Categories: Diversity & Inclusion, DEI

Cinco de Mayo, or the Fifth of May, is a significant Mexican holiday that is often misunderstood outside of Mexico. Contrary to popular belief, Cinco de Mayo is not Mexico's Independence Day (which is celebrated on September 16). Instead, it commemorates the Mexican army's unlikely victory over the French forces of Napoleon III on May 5, 1862, at the Battle of Puebla.

At the time, Mexico was facing financial hardships and was unable to pay its debts to European countries, including France. In response, France, under Napoleon III, decided to invade Mexico to establish a French-friendly government and to create a foothold in the Americas. The French army, considered one of the strongest in the world at the time, was expected to easily defeat the Mexican army.

However, the Mexican army, led by General Ignacio Zaragoza, achieved a decisive victory in Puebla, despite being significantly outnumbered and outgunned. The victory was a morale boost for Mexico and symbolized the resilience and determination of the Mexican people in the face of adversity.

While the Battle of Puebla was a significant event, Cinco de Mayo is celebrated more widely in the United States than in Mexico. In the U.S., the holiday has evolved into a celebration of Mexican culture and heritage, with parades, parties, music, dance, and traditional Mexican food.
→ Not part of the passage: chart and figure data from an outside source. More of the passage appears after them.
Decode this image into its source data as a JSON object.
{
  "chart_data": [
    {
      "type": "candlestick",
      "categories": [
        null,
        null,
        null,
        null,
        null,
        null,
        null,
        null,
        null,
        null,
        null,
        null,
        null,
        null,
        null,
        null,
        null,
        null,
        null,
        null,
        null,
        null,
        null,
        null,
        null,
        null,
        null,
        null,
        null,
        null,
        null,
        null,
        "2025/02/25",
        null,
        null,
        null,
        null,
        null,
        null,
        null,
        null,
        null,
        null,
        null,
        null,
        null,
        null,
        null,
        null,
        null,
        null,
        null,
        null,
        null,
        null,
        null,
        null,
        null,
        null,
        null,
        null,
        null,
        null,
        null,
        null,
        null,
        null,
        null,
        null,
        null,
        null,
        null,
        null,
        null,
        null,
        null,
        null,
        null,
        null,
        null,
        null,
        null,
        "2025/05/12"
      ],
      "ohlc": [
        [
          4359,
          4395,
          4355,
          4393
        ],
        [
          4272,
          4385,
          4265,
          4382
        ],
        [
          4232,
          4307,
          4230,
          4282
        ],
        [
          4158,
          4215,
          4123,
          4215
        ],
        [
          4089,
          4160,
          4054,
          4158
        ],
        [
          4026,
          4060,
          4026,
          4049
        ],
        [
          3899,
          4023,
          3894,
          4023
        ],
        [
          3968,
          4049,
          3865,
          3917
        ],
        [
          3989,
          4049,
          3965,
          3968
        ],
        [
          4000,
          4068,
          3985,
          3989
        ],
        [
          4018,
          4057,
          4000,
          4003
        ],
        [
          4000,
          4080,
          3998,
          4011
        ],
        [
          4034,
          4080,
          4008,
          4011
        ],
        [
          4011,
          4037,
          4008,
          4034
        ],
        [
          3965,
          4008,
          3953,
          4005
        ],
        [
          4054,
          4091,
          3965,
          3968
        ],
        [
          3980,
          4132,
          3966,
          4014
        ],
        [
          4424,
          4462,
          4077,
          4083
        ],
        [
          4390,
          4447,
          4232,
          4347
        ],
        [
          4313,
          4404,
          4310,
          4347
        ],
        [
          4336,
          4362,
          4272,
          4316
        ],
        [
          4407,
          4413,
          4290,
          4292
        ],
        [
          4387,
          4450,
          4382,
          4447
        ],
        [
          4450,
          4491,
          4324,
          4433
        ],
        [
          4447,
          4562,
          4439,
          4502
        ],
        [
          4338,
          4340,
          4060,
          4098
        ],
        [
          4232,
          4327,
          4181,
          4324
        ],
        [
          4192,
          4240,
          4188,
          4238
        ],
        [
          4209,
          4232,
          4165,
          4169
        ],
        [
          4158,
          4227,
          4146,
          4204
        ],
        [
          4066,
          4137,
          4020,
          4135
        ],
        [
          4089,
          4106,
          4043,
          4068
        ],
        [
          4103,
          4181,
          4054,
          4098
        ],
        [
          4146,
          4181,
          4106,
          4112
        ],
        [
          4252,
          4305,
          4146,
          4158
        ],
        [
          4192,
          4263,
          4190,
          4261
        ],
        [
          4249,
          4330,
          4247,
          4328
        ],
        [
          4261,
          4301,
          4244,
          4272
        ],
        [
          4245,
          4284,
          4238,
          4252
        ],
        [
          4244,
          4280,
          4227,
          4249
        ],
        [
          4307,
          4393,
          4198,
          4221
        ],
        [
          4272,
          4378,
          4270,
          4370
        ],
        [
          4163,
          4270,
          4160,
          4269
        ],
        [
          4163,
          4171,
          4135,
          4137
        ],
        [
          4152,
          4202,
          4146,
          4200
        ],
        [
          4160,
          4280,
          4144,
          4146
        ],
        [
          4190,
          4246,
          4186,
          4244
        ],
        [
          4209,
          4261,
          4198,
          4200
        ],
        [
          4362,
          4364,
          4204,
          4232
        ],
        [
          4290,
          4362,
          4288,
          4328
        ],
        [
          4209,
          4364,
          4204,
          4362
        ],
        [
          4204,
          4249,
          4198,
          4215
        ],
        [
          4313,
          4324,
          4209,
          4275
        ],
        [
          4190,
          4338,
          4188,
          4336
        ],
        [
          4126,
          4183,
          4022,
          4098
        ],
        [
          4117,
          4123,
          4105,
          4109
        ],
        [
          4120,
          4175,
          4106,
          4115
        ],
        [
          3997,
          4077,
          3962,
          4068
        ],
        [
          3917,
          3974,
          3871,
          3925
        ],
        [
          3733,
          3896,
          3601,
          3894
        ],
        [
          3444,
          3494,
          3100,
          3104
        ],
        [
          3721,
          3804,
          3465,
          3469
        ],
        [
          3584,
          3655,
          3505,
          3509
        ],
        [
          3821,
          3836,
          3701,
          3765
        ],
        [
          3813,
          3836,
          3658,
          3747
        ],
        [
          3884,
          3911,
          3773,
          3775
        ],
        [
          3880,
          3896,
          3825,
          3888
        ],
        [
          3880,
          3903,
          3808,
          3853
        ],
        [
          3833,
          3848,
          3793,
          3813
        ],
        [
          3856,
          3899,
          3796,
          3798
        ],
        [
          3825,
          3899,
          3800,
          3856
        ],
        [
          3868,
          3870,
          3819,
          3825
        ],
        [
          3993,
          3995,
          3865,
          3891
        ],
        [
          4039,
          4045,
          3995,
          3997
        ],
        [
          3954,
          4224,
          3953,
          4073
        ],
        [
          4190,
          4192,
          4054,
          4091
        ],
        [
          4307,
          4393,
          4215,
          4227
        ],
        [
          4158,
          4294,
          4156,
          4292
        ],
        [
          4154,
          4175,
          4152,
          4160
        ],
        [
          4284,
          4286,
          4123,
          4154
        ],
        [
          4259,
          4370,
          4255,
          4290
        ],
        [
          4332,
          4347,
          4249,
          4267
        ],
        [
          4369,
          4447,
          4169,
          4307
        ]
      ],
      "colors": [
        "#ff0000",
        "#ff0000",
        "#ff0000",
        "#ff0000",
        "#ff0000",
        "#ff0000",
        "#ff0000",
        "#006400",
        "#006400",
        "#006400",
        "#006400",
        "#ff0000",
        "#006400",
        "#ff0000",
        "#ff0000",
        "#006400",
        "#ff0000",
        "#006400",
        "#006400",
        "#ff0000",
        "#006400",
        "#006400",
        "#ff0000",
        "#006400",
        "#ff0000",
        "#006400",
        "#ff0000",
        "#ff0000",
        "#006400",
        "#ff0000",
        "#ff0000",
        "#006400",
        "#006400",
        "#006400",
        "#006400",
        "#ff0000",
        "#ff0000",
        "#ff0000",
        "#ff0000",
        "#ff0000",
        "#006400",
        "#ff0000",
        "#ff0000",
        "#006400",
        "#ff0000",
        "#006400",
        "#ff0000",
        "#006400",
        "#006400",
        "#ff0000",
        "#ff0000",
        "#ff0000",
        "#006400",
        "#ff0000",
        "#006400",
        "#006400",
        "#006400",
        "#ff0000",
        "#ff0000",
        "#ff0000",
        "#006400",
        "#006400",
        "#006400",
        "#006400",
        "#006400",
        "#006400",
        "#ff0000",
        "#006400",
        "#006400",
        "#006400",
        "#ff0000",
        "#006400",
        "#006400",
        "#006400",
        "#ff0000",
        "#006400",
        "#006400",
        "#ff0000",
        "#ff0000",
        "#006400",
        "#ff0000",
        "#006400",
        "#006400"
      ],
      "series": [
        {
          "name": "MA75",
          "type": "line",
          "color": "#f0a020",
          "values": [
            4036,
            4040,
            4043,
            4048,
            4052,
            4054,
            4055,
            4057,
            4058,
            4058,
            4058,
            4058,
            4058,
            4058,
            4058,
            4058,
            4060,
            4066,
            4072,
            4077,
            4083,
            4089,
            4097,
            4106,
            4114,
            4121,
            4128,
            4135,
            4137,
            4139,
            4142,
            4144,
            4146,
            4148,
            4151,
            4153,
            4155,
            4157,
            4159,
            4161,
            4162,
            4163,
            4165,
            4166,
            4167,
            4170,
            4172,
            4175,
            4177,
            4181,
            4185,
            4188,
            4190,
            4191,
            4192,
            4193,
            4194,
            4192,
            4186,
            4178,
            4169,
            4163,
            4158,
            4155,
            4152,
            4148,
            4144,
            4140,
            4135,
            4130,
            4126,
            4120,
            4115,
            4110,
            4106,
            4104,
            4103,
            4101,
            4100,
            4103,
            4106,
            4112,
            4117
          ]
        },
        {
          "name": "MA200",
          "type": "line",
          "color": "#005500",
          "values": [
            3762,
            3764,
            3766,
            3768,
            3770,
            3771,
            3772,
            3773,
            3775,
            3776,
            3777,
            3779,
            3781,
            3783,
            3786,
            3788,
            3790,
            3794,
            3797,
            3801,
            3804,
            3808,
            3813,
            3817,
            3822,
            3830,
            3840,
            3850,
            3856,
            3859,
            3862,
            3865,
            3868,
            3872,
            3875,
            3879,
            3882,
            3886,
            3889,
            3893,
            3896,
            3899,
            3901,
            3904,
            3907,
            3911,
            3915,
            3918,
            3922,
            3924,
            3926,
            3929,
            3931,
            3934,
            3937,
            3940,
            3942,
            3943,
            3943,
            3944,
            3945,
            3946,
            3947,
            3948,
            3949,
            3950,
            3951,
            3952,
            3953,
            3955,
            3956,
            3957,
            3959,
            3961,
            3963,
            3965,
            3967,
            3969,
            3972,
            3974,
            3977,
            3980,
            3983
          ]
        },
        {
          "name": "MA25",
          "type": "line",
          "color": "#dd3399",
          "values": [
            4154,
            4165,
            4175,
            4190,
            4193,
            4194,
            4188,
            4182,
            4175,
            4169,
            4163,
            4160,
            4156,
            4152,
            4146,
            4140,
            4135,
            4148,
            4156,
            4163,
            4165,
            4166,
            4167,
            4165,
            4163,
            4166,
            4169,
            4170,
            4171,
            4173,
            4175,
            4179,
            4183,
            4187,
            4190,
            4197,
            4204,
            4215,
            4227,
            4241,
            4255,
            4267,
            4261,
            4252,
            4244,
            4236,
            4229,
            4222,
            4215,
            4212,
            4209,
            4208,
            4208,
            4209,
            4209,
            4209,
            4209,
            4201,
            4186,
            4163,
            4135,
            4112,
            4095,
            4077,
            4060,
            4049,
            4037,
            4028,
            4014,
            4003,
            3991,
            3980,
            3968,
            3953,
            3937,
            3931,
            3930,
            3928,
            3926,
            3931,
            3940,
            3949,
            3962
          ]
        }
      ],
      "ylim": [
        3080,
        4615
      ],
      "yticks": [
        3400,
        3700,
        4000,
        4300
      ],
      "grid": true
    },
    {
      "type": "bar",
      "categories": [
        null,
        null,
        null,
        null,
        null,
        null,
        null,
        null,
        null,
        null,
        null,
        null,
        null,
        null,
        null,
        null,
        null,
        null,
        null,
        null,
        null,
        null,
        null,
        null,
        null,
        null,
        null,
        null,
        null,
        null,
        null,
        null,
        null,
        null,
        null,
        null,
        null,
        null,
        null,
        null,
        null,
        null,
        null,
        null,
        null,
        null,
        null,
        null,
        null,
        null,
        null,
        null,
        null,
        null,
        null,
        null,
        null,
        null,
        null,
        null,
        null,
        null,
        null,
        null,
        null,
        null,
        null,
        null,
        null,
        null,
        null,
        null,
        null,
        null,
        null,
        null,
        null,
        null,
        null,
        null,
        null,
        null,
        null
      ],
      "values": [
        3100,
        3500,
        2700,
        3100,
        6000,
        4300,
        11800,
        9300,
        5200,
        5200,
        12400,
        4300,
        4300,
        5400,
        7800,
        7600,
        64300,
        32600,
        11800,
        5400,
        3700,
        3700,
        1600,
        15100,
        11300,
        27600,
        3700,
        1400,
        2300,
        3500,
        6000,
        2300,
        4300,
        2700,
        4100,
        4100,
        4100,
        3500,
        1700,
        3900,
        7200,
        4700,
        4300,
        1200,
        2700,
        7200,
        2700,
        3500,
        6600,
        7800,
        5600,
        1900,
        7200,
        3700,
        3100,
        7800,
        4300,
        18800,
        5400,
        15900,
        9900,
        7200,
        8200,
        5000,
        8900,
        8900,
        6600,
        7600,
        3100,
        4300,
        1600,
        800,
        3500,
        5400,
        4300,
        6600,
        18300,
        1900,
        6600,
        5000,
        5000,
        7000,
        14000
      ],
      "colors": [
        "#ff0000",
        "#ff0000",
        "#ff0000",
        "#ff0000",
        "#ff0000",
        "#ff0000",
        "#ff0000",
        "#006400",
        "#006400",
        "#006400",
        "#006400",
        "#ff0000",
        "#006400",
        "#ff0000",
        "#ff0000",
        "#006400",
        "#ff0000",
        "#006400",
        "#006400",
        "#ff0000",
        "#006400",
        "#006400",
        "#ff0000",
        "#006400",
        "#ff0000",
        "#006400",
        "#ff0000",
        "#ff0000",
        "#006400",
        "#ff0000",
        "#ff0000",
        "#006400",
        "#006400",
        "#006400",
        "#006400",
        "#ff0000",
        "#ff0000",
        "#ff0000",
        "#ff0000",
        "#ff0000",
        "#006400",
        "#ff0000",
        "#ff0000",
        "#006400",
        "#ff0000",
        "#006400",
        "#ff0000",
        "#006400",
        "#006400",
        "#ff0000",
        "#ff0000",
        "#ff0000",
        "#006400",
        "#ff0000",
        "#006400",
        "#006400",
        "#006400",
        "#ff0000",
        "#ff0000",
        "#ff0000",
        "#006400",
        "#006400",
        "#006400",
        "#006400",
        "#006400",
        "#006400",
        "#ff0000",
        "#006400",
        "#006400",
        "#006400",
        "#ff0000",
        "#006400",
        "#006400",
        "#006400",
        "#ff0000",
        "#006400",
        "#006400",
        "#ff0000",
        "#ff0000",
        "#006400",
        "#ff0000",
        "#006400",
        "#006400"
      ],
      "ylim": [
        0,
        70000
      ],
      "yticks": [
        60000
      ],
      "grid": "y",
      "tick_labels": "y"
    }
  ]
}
Cinco de Mayo is an opportunity to celebrate the rich cultural heritage of Mexico and to recognize the contributions of Mexican-Americans to the United States. It is also a reminder of the importance of resilience, unity, and the fight for freedom and independence.

As we celebrate Cinco de Mayo, let us remember the historical significance of this day and honor the spirit of the Mexican people who stood against adversity and fought for their freedom.